To accelerate and centralize AI adoption, Wrike's CMO created a new role, 'AI and Automation Marketing Manager,' reporting directly to her. This role was filled by a tech-savvy internal marketer tasked with systematically integrating AI into existing workflows across the team.
As AI tools become commoditized, competitive advantage shifts from merely using AI to *how* you use it. The unique value marketers provide will be their creative ideas, strategic judgment, and personal taste in refining and directing AI-generated campaigns.
Don't put AI on a broken process. Before applying AI, first map and optimize your current workflows. AI can't fix fundamental flaws like too many approvals or unnecessary handoffs; it can only accelerate an already efficient process.

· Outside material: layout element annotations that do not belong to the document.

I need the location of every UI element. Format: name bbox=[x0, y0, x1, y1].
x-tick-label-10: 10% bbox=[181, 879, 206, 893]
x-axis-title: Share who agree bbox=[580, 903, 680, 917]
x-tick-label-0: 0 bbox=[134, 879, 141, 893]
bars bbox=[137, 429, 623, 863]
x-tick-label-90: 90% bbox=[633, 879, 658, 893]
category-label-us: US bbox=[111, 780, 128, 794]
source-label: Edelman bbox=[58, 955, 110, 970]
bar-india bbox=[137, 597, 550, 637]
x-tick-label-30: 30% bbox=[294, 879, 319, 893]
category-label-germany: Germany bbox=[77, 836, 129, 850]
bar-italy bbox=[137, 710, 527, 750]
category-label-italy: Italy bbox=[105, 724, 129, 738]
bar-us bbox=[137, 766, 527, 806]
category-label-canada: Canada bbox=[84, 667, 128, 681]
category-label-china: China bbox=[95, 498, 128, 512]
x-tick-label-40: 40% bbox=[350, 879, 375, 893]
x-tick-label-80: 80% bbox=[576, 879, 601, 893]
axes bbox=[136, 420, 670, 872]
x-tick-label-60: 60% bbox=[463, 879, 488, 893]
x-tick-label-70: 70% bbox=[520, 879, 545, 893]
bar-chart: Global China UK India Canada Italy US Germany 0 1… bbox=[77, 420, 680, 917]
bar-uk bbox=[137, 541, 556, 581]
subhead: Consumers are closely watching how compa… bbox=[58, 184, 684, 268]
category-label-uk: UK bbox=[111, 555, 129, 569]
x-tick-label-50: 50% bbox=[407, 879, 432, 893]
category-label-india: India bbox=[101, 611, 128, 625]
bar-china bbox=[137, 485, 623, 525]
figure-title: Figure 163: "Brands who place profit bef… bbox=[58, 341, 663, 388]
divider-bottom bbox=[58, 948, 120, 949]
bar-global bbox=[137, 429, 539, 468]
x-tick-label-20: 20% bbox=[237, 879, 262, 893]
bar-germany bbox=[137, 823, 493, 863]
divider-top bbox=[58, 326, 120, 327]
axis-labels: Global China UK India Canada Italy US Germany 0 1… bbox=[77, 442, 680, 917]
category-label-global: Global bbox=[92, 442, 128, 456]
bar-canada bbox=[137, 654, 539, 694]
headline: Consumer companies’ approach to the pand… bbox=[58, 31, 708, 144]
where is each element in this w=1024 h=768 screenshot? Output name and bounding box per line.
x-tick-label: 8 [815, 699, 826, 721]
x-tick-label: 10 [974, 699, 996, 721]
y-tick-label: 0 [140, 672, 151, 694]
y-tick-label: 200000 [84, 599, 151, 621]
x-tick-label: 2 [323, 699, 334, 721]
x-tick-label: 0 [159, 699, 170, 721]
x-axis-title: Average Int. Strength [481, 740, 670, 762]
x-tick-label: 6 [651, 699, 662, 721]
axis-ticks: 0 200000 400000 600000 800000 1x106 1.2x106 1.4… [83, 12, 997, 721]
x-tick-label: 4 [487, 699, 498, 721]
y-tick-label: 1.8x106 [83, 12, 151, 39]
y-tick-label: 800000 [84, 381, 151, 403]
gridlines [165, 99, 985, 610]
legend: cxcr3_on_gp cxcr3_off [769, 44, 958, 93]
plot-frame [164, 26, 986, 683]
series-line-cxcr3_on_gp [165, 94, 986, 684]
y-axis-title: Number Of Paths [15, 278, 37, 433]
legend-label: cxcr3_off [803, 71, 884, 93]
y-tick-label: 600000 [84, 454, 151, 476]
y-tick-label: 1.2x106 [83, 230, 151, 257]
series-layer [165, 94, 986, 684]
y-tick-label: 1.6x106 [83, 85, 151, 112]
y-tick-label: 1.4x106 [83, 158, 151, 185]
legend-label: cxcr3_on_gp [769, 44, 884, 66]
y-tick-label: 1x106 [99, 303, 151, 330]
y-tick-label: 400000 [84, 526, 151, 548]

Before evaluating AI tools, Wrike's CMO Christine Royston first ensures her team has the right skills, is structured correctly, and has clear metrics for success. This foundational, people-first step is often skipped in the rush to adopt new technology.
To scale internal AI knowledge, Wrike created a formal library of AI-enabled workflows. They also dedicate time in monthly marketing all-hands for team members to showcase what they've built, which fosters peer-to-peer learning and cross-functional inspiration.
Wrike's CMO suggests building internal AI tools for speed and unique problems. However, for anything touching customer data or requiring enterprise scale, buying a platform is better. Vendors provide governance, security, and intelligence aggregated from thousands of customers that's difficult to replicate.
Instead of abstract savings, Wrike measures AI's ROI with concrete output metrics. Their internal AI content hub reduced article creation time by 65%, enabling a 3-4x multiplier in team velocity and increasing monthly SEO article production from eight to 25.